The next revelation came as she described the gyrations she goes through to keep medical appointments. Pickups are prompt, but getting a return ride can take forever. This took her to Uber and Lyft and the news that a female Lyft driver was assaulted by a rider.
“What is this world coming to?” she said shaking her head, an apparent commentary on what’s happened to the days of trusting and caring for one another.
Once seated at our table, Frances shared more of her life story. She told of coming from New York to Rhode Island because of the job with Metropolitan and how as she aged she had been persuaded to leave her home for an assisted living facility. She was outraged by the cost and the persistent attention and applied for elderly housing, landing her at Greenwood that she loves.
When guests learned of her age, Frances was a bit of a celebrity and people wanted to meet and have their photo taken with her. This all seemed perfectly natural to her. She mugged for the cell phone shots.
Dining in the dark was yet to come.

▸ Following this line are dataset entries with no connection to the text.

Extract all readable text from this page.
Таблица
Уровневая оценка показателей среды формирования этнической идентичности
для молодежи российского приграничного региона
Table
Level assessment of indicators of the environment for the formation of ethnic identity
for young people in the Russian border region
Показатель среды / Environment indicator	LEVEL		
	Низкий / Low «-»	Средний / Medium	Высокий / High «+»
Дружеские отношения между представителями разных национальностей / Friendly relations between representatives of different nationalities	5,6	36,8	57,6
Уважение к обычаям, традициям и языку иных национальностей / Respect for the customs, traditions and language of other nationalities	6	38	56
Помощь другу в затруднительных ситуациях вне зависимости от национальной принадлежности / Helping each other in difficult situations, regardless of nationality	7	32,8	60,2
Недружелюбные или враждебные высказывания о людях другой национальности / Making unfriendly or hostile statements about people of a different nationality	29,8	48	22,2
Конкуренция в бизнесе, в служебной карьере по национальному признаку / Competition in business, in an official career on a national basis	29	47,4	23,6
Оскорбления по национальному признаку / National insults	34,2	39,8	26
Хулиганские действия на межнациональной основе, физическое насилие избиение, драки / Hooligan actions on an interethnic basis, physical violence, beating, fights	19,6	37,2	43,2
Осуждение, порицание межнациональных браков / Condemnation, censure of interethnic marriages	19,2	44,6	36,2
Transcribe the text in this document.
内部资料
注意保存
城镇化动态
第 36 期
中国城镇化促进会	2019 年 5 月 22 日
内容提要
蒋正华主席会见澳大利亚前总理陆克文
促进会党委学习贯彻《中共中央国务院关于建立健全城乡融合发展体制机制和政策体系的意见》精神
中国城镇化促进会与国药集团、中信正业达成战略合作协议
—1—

Heather outlined the rules adding a few pointers including the wearing of bibs, knowing where your drink is and using bread as a pusher.
We all looked at the breadbasket. One roll remained. There was no suggestion that we might want to hold off eating the bread. There were concerned looks. How were we going to handle this?
Frances started laughing. I looked over. She was prepared with another truism. “You have to laugh every day,” she said.
The moment for masking arrived as plates of fish, chicken and pasta were placed in front of us. I selected the pasta figuring I’d have an easier time eating that than trying to cut chicken when finding it on the plate was going to be difficult.
I looked across at Frances who had her mask in place and was stabbing at her chicken. I couldn’t imagine how she would eat the rice. There were laughs from tables around us as well as useful tips like “pick up the beans with your fingers.”
I confess to “cheating” on several occasions to see how people were faring and to take a few photos. I spotted a few cheaters, too. Frances wasn’t one of them although from the appearance of her plate she hadn’t eaten much.
When it was time for dessert, Heather had us take off our masks and went from table to table asking guests to share their experiences. One of the group remarked that the music was too loud and had requested it be turned down when, in fact, the volume hadn’t been changed. Heather picked up on that, saying when one sense is impaired others become more acute.
More than one person talked about a new appreciation of vision impairment while others expressed their clumsiness and apologized for spreading food around the table.
“This isn’t to make a joke of it,” said Heather. “Blind people can do whatever anybody else can do, just a little bit differently.”
That could be Frances’ secret to aging. She doesn’t let it stop her and she counts her blessings.
On the way back to her apartment she asked me about getting a cell phone. Imagine that?
I’ll be getting texts from her next.